TL;DR I completely disagree and think your method will cause slowness and inefficiency. Laughing
so if they are both the same machine (which i think they are) what would you recommend?

also, kerm what you have on the profile page that looks something like this
Quote:

Files Authored By KermMartian
Ranked as number 1 busiest with 289 files.
Ranked 1 with 19762 downloads.

is exactly what i need
Rhombus P. wrote:
so if they are both the same machine (which i think they are) what would you recommend?

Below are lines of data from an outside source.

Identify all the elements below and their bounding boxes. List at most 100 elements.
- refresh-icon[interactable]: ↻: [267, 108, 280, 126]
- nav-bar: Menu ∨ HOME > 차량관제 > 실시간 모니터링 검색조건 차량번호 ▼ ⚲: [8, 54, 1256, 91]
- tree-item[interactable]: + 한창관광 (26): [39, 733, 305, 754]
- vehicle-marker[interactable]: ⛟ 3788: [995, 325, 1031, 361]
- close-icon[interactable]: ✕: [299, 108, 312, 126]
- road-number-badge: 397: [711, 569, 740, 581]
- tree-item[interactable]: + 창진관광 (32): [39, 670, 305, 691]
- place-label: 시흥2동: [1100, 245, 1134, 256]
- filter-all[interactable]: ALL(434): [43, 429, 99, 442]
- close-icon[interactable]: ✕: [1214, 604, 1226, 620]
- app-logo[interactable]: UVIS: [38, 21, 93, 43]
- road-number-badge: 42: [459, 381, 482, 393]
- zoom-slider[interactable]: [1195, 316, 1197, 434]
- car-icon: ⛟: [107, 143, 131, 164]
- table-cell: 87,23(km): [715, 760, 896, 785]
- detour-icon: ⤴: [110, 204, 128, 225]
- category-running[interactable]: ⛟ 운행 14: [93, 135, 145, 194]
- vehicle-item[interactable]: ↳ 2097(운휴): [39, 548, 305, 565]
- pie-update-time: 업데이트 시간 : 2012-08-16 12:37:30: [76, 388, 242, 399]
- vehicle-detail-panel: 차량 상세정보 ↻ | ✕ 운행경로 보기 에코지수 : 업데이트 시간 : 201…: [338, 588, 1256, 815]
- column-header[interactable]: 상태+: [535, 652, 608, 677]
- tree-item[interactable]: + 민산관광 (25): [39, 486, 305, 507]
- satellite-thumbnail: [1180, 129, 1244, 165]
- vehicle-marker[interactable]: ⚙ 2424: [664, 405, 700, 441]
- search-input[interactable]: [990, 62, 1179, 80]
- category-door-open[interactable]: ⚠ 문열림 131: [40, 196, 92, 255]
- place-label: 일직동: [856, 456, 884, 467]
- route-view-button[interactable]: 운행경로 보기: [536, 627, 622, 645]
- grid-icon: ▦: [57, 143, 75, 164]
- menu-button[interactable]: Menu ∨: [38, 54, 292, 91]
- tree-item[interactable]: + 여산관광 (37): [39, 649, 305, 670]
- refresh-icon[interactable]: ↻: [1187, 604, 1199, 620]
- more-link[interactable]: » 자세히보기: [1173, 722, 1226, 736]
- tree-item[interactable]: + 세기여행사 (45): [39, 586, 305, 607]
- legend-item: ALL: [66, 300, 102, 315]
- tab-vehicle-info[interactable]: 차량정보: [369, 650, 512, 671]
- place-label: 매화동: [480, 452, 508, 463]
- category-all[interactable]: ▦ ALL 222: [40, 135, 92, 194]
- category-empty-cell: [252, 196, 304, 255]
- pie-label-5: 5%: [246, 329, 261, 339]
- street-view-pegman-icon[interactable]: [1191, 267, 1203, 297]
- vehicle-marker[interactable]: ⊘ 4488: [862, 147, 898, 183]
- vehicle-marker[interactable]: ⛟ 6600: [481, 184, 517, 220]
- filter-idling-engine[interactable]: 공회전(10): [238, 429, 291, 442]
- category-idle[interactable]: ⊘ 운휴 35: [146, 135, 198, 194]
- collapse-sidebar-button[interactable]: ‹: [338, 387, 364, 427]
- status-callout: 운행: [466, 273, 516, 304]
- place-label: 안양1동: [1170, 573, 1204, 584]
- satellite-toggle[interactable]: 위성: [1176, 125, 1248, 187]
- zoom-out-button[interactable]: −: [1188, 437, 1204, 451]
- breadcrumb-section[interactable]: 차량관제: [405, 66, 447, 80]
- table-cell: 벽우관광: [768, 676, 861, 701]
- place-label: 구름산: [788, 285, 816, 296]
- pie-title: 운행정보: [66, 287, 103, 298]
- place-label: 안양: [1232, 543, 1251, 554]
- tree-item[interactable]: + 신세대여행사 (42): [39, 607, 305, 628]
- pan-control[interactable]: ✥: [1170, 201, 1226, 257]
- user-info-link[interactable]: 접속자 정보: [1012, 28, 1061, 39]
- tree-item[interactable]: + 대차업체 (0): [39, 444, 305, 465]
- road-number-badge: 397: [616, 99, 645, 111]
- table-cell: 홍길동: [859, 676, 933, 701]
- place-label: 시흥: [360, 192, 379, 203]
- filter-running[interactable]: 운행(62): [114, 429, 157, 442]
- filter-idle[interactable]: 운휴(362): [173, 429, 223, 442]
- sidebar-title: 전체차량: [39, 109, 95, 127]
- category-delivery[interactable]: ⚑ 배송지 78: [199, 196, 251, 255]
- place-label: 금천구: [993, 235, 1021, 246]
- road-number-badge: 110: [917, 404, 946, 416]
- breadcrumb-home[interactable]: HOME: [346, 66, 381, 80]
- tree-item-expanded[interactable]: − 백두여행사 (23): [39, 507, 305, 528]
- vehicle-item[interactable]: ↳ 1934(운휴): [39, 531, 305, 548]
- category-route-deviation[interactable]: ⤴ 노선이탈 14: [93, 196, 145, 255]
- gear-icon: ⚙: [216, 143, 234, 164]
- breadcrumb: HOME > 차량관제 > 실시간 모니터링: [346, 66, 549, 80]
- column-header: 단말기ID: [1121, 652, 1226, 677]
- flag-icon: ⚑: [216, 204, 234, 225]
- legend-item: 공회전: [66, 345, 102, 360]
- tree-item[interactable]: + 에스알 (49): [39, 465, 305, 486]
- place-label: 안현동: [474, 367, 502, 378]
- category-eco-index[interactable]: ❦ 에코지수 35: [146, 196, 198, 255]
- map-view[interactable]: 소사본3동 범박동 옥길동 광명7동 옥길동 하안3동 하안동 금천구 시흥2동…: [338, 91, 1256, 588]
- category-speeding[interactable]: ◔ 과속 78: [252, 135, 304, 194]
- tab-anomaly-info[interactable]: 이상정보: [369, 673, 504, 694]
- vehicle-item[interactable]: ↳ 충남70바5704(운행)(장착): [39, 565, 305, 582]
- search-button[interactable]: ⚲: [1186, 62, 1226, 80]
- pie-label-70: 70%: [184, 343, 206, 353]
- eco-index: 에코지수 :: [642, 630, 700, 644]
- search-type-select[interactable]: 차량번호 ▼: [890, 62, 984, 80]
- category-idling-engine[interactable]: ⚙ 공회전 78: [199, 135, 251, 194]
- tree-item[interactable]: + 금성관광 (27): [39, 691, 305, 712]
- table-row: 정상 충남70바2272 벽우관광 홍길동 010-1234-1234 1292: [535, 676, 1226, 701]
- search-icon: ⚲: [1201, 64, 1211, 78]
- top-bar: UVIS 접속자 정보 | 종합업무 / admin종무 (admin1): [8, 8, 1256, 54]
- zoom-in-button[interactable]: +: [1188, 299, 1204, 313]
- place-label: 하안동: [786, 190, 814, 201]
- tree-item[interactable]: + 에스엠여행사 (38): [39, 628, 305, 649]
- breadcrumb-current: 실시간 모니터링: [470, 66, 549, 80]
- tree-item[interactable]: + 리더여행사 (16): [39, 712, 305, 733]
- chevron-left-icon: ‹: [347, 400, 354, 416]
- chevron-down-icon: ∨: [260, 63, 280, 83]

also, Kerm what you have on the profile page that looks something like this
Quote:

Files Authored By KermMartian
Ranked as number 1 busiest with 289 files.
Ranked 1 with 19762 downloads.

is exactly what i need
That's a giant modification on phpBB built with my whole Archives system. Smile
yes, but thats what im wanting to do, something like that the shows the rank, just like that page
Rhombus P. wrote:
yes, but thats what im wanting to do, something like that the shows the rank, just like that page
The rank in what? You have your own archives system on your site, or you want to pull either Cemetech or ticalc.org ranks?